Roland Fichet, auteur dramatique français qui a produit de nombreuses pièces de théâtre avec des jeunes acteurs africains, début 2013
Pour Afrique Verte, ce projet a débuté fin 2009, dans 3 pays du Sahel, confrontés à des problèmes de sécurité alimentaire, certes, mais où les femmes sont respectées et honorées, notamment dans leurs rôles de mères et de nourricières, et ont un poids fondamental dans l'économie familiale.
Ce projet a été clos fin 2012, alors que le Mali se débattait dans une grave crise sociopolitique et le Niger dans une grave crise alimentaire. Mais, au cours de ces turpitudes, le rôle des sahéliennes est resté fondamental et au centre des évènements :
Dans les capitales et principaux centres urbains du Burkina, du Mali, du Niger, 130 groupements de transformatrices de céréales locales, bénéficiaires du projet, ont développé leur activité économique et ont renforcé leur poids dans la société.
Des acquis forts
Le projet part d'une contradiction : les sahéliens s'accordent à donner un donner un rôle central à la femme sahélienne, mais ont beaucoup de mal à lui donner pouvoir et visibilité dans la société.

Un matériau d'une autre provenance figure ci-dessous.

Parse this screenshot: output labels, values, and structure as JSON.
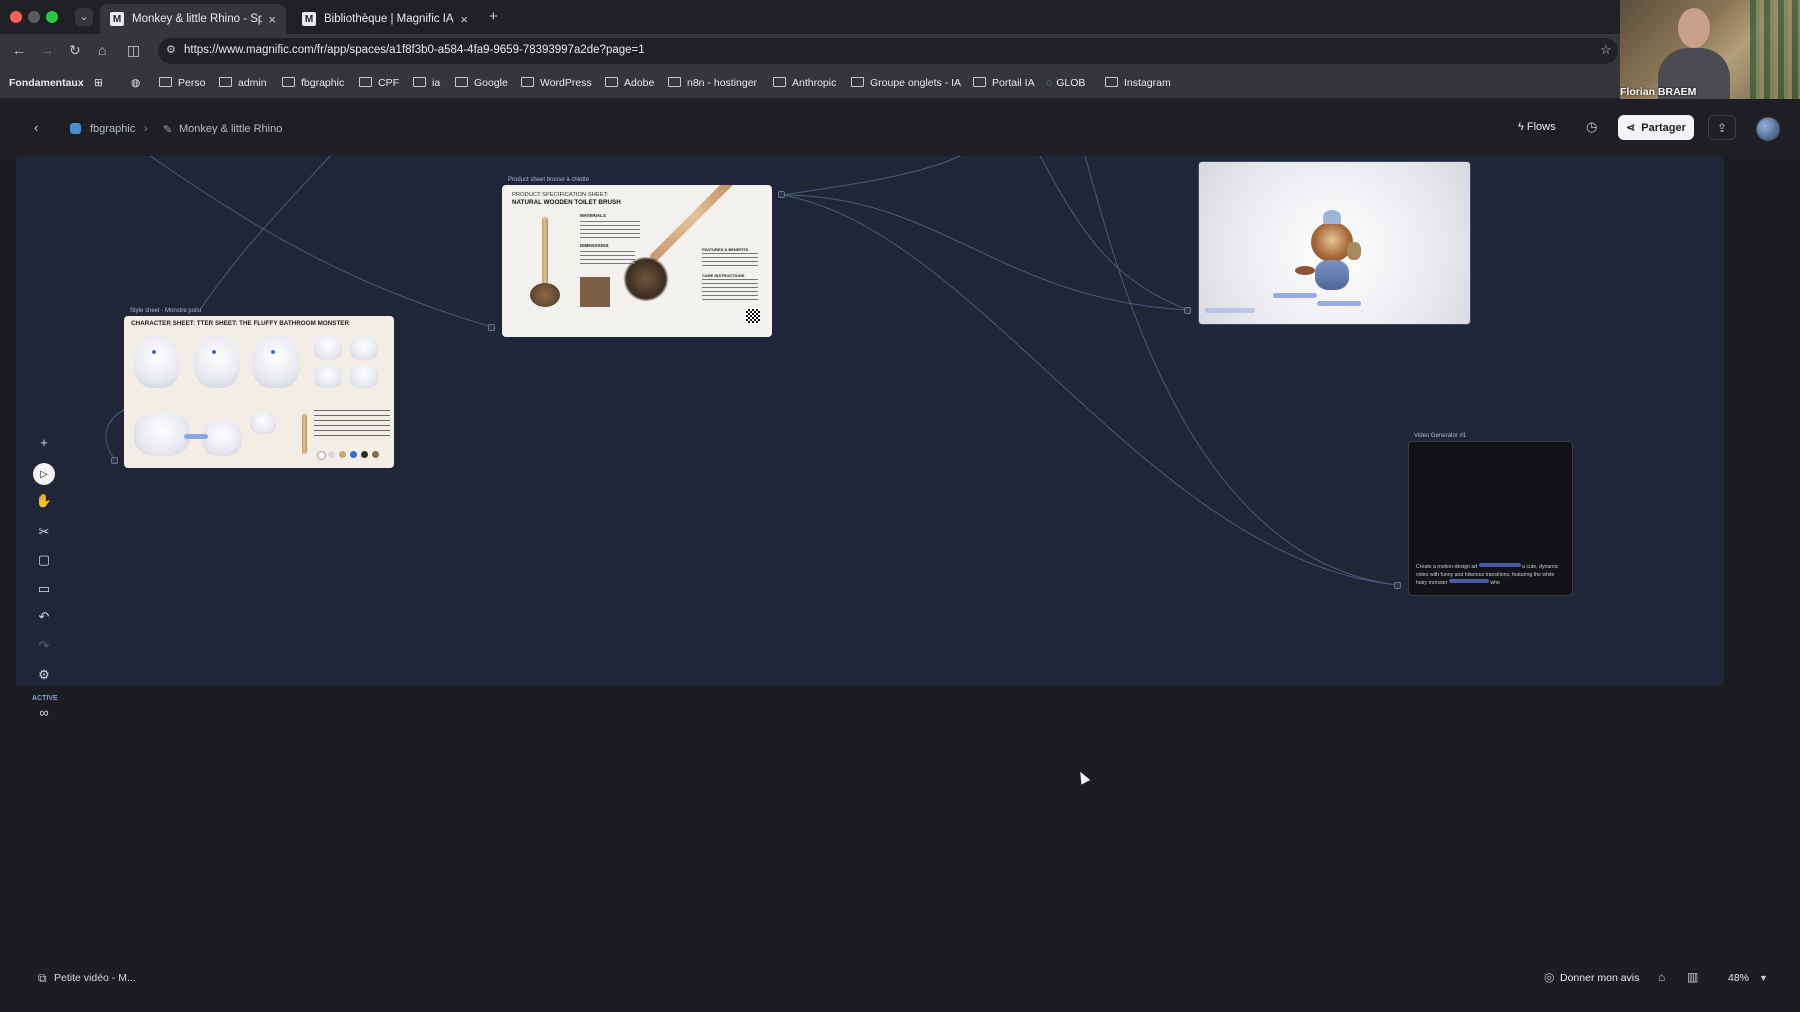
{
  "browser": {
    "tabs": [
      {
        "label": "Monkey & little Rhino - Space",
        "active": true
      },
      {
        "label": "Bibliothèque | Magnific IA",
        "active": false
      }
    ],
    "url": "https://www.magnific.com/fr/app/spaces/a1f8f3b0-a584-4fa9-9659-78393997a2de?page=1",
    "bookmarks": [
      "Fondamentaux",
      "Perso",
      "admin",
      "fbgraphic",
      "CPF",
      "ia",
      "Google",
      "WordPress",
      "Adobe",
      "n8n - hostinger",
      "Anthropic",
      "Groupe onglets - IA",
      "Portail IA",
      "GLOB",
      "Instagram"
    ]
  },
  "webcam": {
    "name": "Florian BRAEM"
  },
  "header": {
    "breadcrumb": [
      "fbgraphic",
      "Monkey & little Rhino"
    ],
    "flows_label": "Flows",
    "share_label": "Partager"
  },
  "nodes": {
    "charsheet": {
      "title": "Style sheet - Monstre poilu",
      "heading": "CHARACTER SHEET: TTER SHEET: THE FLUFFY BATHROOM MONSTER"
    },
    "brushsheet": {
      "title": "Product sheet brosse à chiotte",
      "heading_small": "PRODUCT SPECIFICATION SHEET:",
      "heading": "NATURAL WOODEN TOILET BRUSH",
      "sections": [
        "MATERIALS",
        "DIMENSIONS",
        "FEATURES & BENEFITS",
        "CARE INSTRUCTIONS"
      ]
    },
    "video": {
      "title": "Video Generator #1",
      "prompt_a": "Create a motion-design ad",
      "prompt_b": "a cute, dynamic video with funny and hilarious transitions, featuring the white hairy monster",
      "prompt_c": "who"
    }
  },
  "left_toolbar": {
    "active_label": "ACTIVE"
  },
  "bottom": {
    "page_label": "Petite vidéo - M...",
    "feedback_label": "Donner mon avis",
    "zoom": "48%"
  },
  "colors": {
    "canvas_bg": "#1f2638",
    "app_bg": "#1c1d21",
    "wire": "#5c6a96",
    "share_bg": "#f4f4f6"
  }
}
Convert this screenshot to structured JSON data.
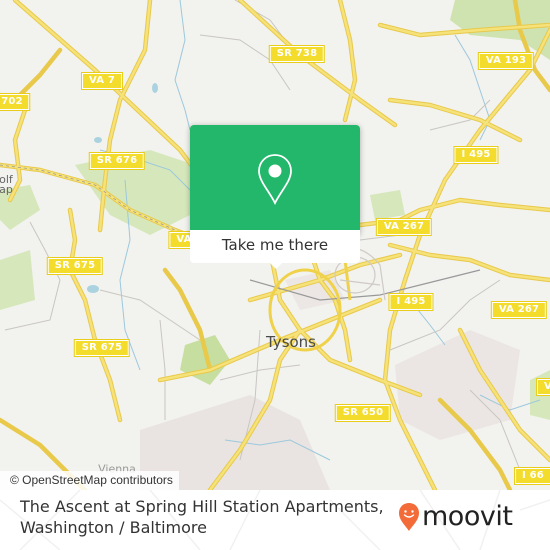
{
  "map": {
    "place_labels": [
      {
        "id": "tysons",
        "text": "Tysons",
        "kind": "city"
      },
      {
        "id": "vienna",
        "text": "Vienna",
        "kind": "small"
      },
      {
        "id": "wolf-trap",
        "text": "olf\nap",
        "kind": "small"
      }
    ],
    "road_shields": [
      {
        "id": "va-7",
        "text": "VA 7"
      },
      {
        "id": "sr-702",
        "text": "702"
      },
      {
        "id": "sr-738",
        "text": "SR 738"
      },
      {
        "id": "va-193",
        "text": "VA 193"
      },
      {
        "id": "sr-676",
        "text": "SR 676"
      },
      {
        "id": "i-495-north",
        "text": "I 495"
      },
      {
        "id": "va-267-west",
        "text": "VA 267"
      },
      {
        "id": "va-partial",
        "text": "VA"
      },
      {
        "id": "sr-675-north",
        "text": "SR 675"
      },
      {
        "id": "i-495-south",
        "text": "I 495"
      },
      {
        "id": "va-267-east",
        "text": "VA 267"
      },
      {
        "id": "sr-675-south",
        "text": "SR 675"
      },
      {
        "id": "sr-650",
        "text": "SR 650"
      },
      {
        "id": "i-66",
        "text": "I 66"
      },
      {
        "id": "v-partial",
        "text": "V"
      }
    ],
    "attribution": "© OpenStreetMap contributors",
    "colors": {
      "background": "#f2f2ee",
      "road": "#f3dc5a",
      "park": "#cfe3b0",
      "water": "#aad3df",
      "urban": "#e8e2de"
    }
  },
  "popup": {
    "icon": "map-pin-icon",
    "button_label": "Take me there",
    "color": "#22b76a"
  },
  "footer": {
    "title_line1": "The Ascent at Spring Hill Station Apartments,",
    "title_line2": "Washington / Baltimore",
    "brand": "moovit",
    "brand_color": "#f26b38"
  }
}
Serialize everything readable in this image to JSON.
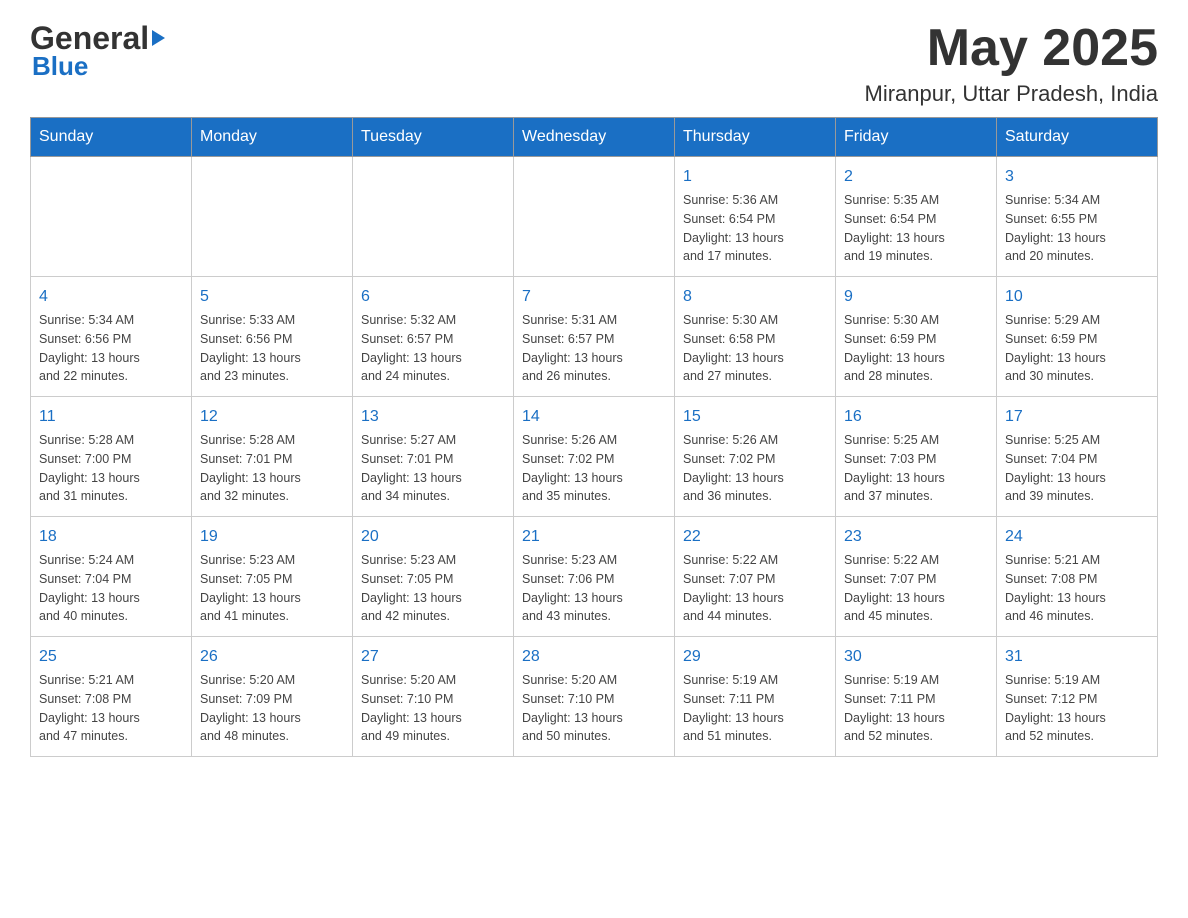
{
  "header": {
    "logo_general": "General",
    "logo_blue": "Blue",
    "month_year": "May 2025",
    "location": "Miranpur, Uttar Pradesh, India"
  },
  "days_of_week": [
    "Sunday",
    "Monday",
    "Tuesday",
    "Wednesday",
    "Thursday",
    "Friday",
    "Saturday"
  ],
  "weeks": [
    [
      {
        "num": "",
        "info": ""
      },
      {
        "num": "",
        "info": ""
      },
      {
        "num": "",
        "info": ""
      },
      {
        "num": "",
        "info": ""
      },
      {
        "num": "1",
        "info": "Sunrise: 5:36 AM\nSunset: 6:54 PM\nDaylight: 13 hours\nand 17 minutes."
      },
      {
        "num": "2",
        "info": "Sunrise: 5:35 AM\nSunset: 6:54 PM\nDaylight: 13 hours\nand 19 minutes."
      },
      {
        "num": "3",
        "info": "Sunrise: 5:34 AM\nSunset: 6:55 PM\nDaylight: 13 hours\nand 20 minutes."
      }
    ],
    [
      {
        "num": "4",
        "info": "Sunrise: 5:34 AM\nSunset: 6:56 PM\nDaylight: 13 hours\nand 22 minutes."
      },
      {
        "num": "5",
        "info": "Sunrise: 5:33 AM\nSunset: 6:56 PM\nDaylight: 13 hours\nand 23 minutes."
      },
      {
        "num": "6",
        "info": "Sunrise: 5:32 AM\nSunset: 6:57 PM\nDaylight: 13 hours\nand 24 minutes."
      },
      {
        "num": "7",
        "info": "Sunrise: 5:31 AM\nSunset: 6:57 PM\nDaylight: 13 hours\nand 26 minutes."
      },
      {
        "num": "8",
        "info": "Sunrise: 5:30 AM\nSunset: 6:58 PM\nDaylight: 13 hours\nand 27 minutes."
      },
      {
        "num": "9",
        "info": "Sunrise: 5:30 AM\nSunset: 6:59 PM\nDaylight: 13 hours\nand 28 minutes."
      },
      {
        "num": "10",
        "info": "Sunrise: 5:29 AM\nSunset: 6:59 PM\nDaylight: 13 hours\nand 30 minutes."
      }
    ],
    [
      {
        "num": "11",
        "info": "Sunrise: 5:28 AM\nSunset: 7:00 PM\nDaylight: 13 hours\nand 31 minutes."
      },
      {
        "num": "12",
        "info": "Sunrise: 5:28 AM\nSunset: 7:01 PM\nDaylight: 13 hours\nand 32 minutes."
      },
      {
        "num": "13",
        "info": "Sunrise: 5:27 AM\nSunset: 7:01 PM\nDaylight: 13 hours\nand 34 minutes."
      },
      {
        "num": "14",
        "info": "Sunrise: 5:26 AM\nSunset: 7:02 PM\nDaylight: 13 hours\nand 35 minutes."
      },
      {
        "num": "15",
        "info": "Sunrise: 5:26 AM\nSunset: 7:02 PM\nDaylight: 13 hours\nand 36 minutes."
      },
      {
        "num": "16",
        "info": "Sunrise: 5:25 AM\nSunset: 7:03 PM\nDaylight: 13 hours\nand 37 minutes."
      },
      {
        "num": "17",
        "info": "Sunrise: 5:25 AM\nSunset: 7:04 PM\nDaylight: 13 hours\nand 39 minutes."
      }
    ],
    [
      {
        "num": "18",
        "info": "Sunrise: 5:24 AM\nSunset: 7:04 PM\nDaylight: 13 hours\nand 40 minutes."
      },
      {
        "num": "19",
        "info": "Sunrise: 5:23 AM\nSunset: 7:05 PM\nDaylight: 13 hours\nand 41 minutes."
      },
      {
        "num": "20",
        "info": "Sunrise: 5:23 AM\nSunset: 7:05 PM\nDaylight: 13 hours\nand 42 minutes."
      },
      {
        "num": "21",
        "info": "Sunrise: 5:23 AM\nSunset: 7:06 PM\nDaylight: 13 hours\nand 43 minutes."
      },
      {
        "num": "22",
        "info": "Sunrise: 5:22 AM\nSunset: 7:07 PM\nDaylight: 13 hours\nand 44 minutes."
      },
      {
        "num": "23",
        "info": "Sunrise: 5:22 AM\nSunset: 7:07 PM\nDaylight: 13 hours\nand 45 minutes."
      },
      {
        "num": "24",
        "info": "Sunrise: 5:21 AM\nSunset: 7:08 PM\nDaylight: 13 hours\nand 46 minutes."
      }
    ],
    [
      {
        "num": "25",
        "info": "Sunrise: 5:21 AM\nSunset: 7:08 PM\nDaylight: 13 hours\nand 47 minutes."
      },
      {
        "num": "26",
        "info": "Sunrise: 5:20 AM\nSunset: 7:09 PM\nDaylight: 13 hours\nand 48 minutes."
      },
      {
        "num": "27",
        "info": "Sunrise: 5:20 AM\nSunset: 7:10 PM\nDaylight: 13 hours\nand 49 minutes."
      },
      {
        "num": "28",
        "info": "Sunrise: 5:20 AM\nSunset: 7:10 PM\nDaylight: 13 hours\nand 50 minutes."
      },
      {
        "num": "29",
        "info": "Sunrise: 5:19 AM\nSunset: 7:11 PM\nDaylight: 13 hours\nand 51 minutes."
      },
      {
        "num": "30",
        "info": "Sunrise: 5:19 AM\nSunset: 7:11 PM\nDaylight: 13 hours\nand 52 minutes."
      },
      {
        "num": "31",
        "info": "Sunrise: 5:19 AM\nSunset: 7:12 PM\nDaylight: 13 hours\nand 52 minutes."
      }
    ]
  ]
}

Les équipes ont donc travaillé pour atténuer ces contradictions tout au long du projet, en étroite collaboration avec les autres membres du consortium. L'objectif à atteindre dépassait largement les seules considérations techniques, économiques et de renforcement de la sécurité alimentaire, mais visait plus ambitieusement une modification des représentations sociales.
Photo : un des panneaux de l'exposition pédagogique " Femmes du Sahel ", proposée par Afrique Verte, conçue par Didier Bergounhoux
Ainsi l'activité technique a été importante, mais elle n'a été qu'un levier. Le projet a travaillé dans deux directions :
Premier volet : compétences professionnelles
Dans les 3 pays, les équipes ont accompagné les groupements féminins transformant les céréales locales pour renforcer leur savoir faire technique, leur permettre de développer leur activité, consolidant ainsi leur rôle économique, au niveau familal ou sociétal.
Des formations professionnelles ont été dispensées sur les thématiques suivantes :
- Renforcement de la vie associative et gestion démocratique des unités de transformation ;
- Renforcement de la gestion et de l'organisation d'une unité de transformation : comptabilité, gestion des opérations, gestion des unités de transformation, développement de l'entreprenariat collectif, planification de la production, spécialisation de la production et maîtrise de la qualité ;
- Crédit : connaissance des opérateurs de crédit, rédaction d'un dossier de demande de crédit, gestion du crédit ;
- Amélioration des techniques de production et de la qualité des produits : technologies de transformation, bonnes pratiques d'hygiène de production, qualité des produits, contrôle de qualité des produits céréaliers transformés, conservation des matières premières et des produits finis,
- Au Mali spécifiquement, le projet a accompagné les transformatrices dans l'obtention des AMM (Autorisations de mise sur le marché). En effet, selon les nouvelles législations en vigueur, les produits agroalimentaires commercialisés doivent avoir reçu l'agrément des services nationaux de contrôle de qualité. Ainsi, le projet a soutenu les transformatrices de céréales dans la constitution des dossiers et leur présentation aux services compétents. Au final, plusieurs unités de transformation de Bamako ont reçu les AMM, mais les dossiers des unités de Mopti n'ont à ce jour pas encore été étudiés par l'ANSSA (Agence nationale de sécurité sanitaire des aliments) ;
- Organisation des approvisionnements : ateliers de mise en relation avec les producteurs et contractualisation ;
- Marketing : emballages agroalimentaires, étiquetage, présentation des produits, techniques de prospection des marchés et techniques commerciales, outils de fidélisation de la clientèle...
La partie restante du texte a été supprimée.